In this article we look at counterexamples around Dini’s theorem. Let’s recall:

**Dini’s theorem**: If \(K\) is a compact topological space, and \((f_n)_{n \in \mathbb N}\) is a monotonically decreasing sequence (meaning \(f_{n+1}(x) \le f_n(x)\) for all \(n \in \mathbb N\) and \(x \in K\)) of continuous real-valued functions on \(K\) which converges pointwise to a continuous function \(f\), then the convergence is uniform.

We look at what happens to the conclusion if we drop some of the hypothesis.

### Cases if \(K\) is not compact

We take \(K=(0,1)\), which is not closed equipped with the common distance. The sequence \(f_n(x)=x^n\) of continuous functions decreases pointwise to the always vanishing function. But the convergence is not uniform because for all \(n \in \mathbb N\) \[\sup\limits_{x \in (0,1)} x^n = 1\]

The set \(K=\mathbb R\) is closed but unbounded, hence also not compact. The sequence defined by \[f_n(x)=\begin{cases}

0 & \text{for } x < n\\
\frac{x-n}{n} & \text{for } n \le x < 2n\\
1 & \text{for } x \ge 2n
\end{cases}\]
is continuous and monotonically decreasing. It converges to \(0\). However, the convergence is not uniform as for all \(n \in \mathbb N\): \(\sup\{f_n(x) : x \in \mathbb R\} =1\).

### Counterexample if \(f\) is not continuous

We take \(K=[0,1]\) which is compact and the sequence \[f_n(x)=\begin{cases}

1 – 2nx & \text{for } 0 \le x < \frac{1}{2n}\\
0 & \text{for } \frac{1}{2n} \le x \le 1
\end{cases}\] One can verify that \(f_n\) is continuous for all \(n \in \mathbb N\). The sequence \((f_n)\) is decreasing and converges pointwise to the discontinuous function equal to \(1\) at \(0\) and to \(0\) elsewhere. However, again the convergence is not uniform as for all \(n \in \mathbb N\): \(\sup\{f_n(x) : x \in [0,1]\} =1\).

### Counterexample if \((f_n)\) is not monotonically increasing or decreasing

We keep \(K=[0,1]\) and consider the sequence \[f_n(x)=\begin{cases}

0 & \text{for } 0 \le x < \frac{1}{2n}\\
4nx-2 & \text{for } \frac{1}{2n} \le x < \frac{3}{4n}\\
4-4nx & \frac{3}{4n} \le x < \frac{1}{n}\\
1 & \text{for } \frac{1}{n} \le x \le 1
\end{cases}\] One can verify that \(f_n\) is continuous for all \(n \in \mathbb N\). The sequence \((f_n)\) converges pointwise to \(0\). However, again the convergence is not uniform as for all \(n \in \mathbb N\): \(\sup\{f_n(x) : x \in [0,1]\} =1\).

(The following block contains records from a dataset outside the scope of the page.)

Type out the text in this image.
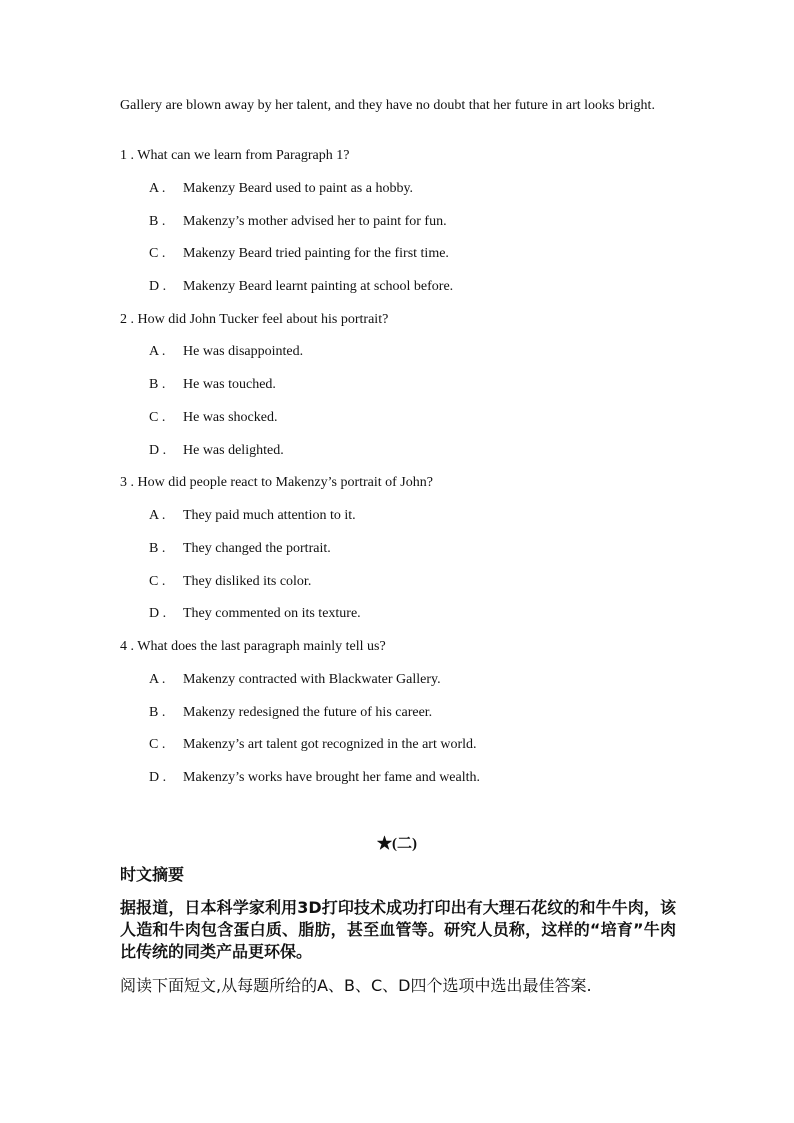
Gallery are blown away by her talent, and they have no doubt that her future in art looks bright.

1 . What can we learn from Paragraph 1?

A . Makenzy Beard used to paint as a hobby.

B . Makenzy’s mother advised her to paint for fun.

C . Makenzy Beard tried painting for the first time.

D . Makenzy Beard learnt painting at school before.

2 . How did John Tucker feel about his portrait?

A . He was disappointed.

B . He was touched.

C . He was shocked.

D . He was delighted.

3 . How did people react to Makenzy’s portrait of John?

A . They paid much attention to it.

B . They changed the portrait.

C . They disliked its color.

D . They commented on its texture.

4 . What does the last paragraph mainly tell us?

A . Makenzy contracted with Blackwater Gallery.

B . Makenzy redesigned the future of his career.

C . Makenzy’s art talent got recognized in the art world.

D . Makenzy’s works have brought her fame and wealth.

★(二)

时文摘要

据报道，日本科学家利用3D打印技术成功打印出有大理石花纹的和牛牛肉，该人造和牛肉包含蛋白质、脂肪，甚至血管等。研究人员称，这样的“培育”牛肉比传统的同类产品更环保。

阅读下面短文,从每题所给的A、B、C、D四个选项中选出最佳答案.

### Counterexample if the \(f_n\) are not continuous

We consider again \(K=[0,1]\) and the sequence \[f_n(x)=\begin{cases}

0 & \text{for } 0 \le x < 1-{1\over n}\\
1 & \text{for } 1-{1\over n} \le x < 1\\
0 & \text{for } x=1
\end{cases}\] \((f_n)\) is a sequence of non continuous functions, converging pointwise to \(0\). The convergence is not uniform as for all \(n \in \mathbb N\): \(\sup\{f_n(x) : x \in [0,1]\} =1\).